The San Francisco Law Library filed a lawsuit this month against the City and County of San Francisco, alleging that officials are violating a City Charter provision that mandates proper funding and adequate space for the law library.
San Francisco has allegedly violated the charter provision since 1995.
The San Francisco Law Library is an autonomous agency established by state law in 1870 to provide free access and use of legal reference materials. It was the first county law library in the state of California, and most of its funding is provided from court filing fees.

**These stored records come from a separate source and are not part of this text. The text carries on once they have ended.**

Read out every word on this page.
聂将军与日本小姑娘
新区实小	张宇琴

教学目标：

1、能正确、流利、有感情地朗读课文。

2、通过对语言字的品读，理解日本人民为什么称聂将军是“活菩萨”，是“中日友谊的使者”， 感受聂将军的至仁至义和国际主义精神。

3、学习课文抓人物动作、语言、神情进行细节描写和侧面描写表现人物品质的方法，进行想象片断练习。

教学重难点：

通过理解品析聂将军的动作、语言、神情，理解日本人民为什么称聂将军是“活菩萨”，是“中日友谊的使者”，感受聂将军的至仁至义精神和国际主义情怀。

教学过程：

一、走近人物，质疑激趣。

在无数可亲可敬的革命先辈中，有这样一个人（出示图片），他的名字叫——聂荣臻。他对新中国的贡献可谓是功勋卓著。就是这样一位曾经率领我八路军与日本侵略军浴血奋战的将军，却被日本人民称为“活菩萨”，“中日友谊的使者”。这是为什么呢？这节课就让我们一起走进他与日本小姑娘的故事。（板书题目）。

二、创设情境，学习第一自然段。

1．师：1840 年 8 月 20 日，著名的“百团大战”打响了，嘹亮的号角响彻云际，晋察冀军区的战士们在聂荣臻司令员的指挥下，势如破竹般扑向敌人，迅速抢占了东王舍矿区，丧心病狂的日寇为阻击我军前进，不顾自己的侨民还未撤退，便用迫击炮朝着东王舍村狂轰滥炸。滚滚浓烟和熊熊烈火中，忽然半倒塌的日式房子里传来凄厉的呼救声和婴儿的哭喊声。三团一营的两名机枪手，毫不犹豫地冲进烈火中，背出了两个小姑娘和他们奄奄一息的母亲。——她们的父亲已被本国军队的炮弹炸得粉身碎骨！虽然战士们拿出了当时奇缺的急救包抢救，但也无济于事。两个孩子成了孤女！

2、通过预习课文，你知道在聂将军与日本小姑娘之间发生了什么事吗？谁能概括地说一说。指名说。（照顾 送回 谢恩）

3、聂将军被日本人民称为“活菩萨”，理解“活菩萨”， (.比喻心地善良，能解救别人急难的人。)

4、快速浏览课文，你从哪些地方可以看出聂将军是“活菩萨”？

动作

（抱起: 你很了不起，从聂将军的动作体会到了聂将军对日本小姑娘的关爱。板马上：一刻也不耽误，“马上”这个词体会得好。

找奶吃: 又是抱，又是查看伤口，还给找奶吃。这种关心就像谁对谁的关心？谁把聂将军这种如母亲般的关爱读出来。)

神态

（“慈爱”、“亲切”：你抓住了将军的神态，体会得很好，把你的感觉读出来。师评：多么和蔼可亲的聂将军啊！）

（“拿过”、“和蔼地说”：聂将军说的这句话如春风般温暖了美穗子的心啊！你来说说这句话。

For decades, the library shared part of the fourth floor of San Francisco's lovely, domed City Hall with the Superior Courts. It had additional space in the building as well. But then the 1989 earthquake struck. In 1995, City Hall closed for seismic retrofitting, and the library was relocated to the nearby Veterans War Memorial Building.
The library isn't too happy with its "cramped, leaky, and damaged" replacement digs.
The City Charter requires that San Francisco provide "suitable and sufficient quarters for the Law Library," in addition to a Librarian, Assistant Librarian, and funds for utilities. Library officials claim that the current, 14,000 square foot space is too small for the library's collection, and that two-thirds of the collection are housed in "inaccessible and environmentally unsafe" storage.
So far, that may sound like a bunch of whining, but there is a looming threat to the law library: The Veterans building is set to close for renovation in May 2013, which means that the library will be without a home unless the city finds a new space.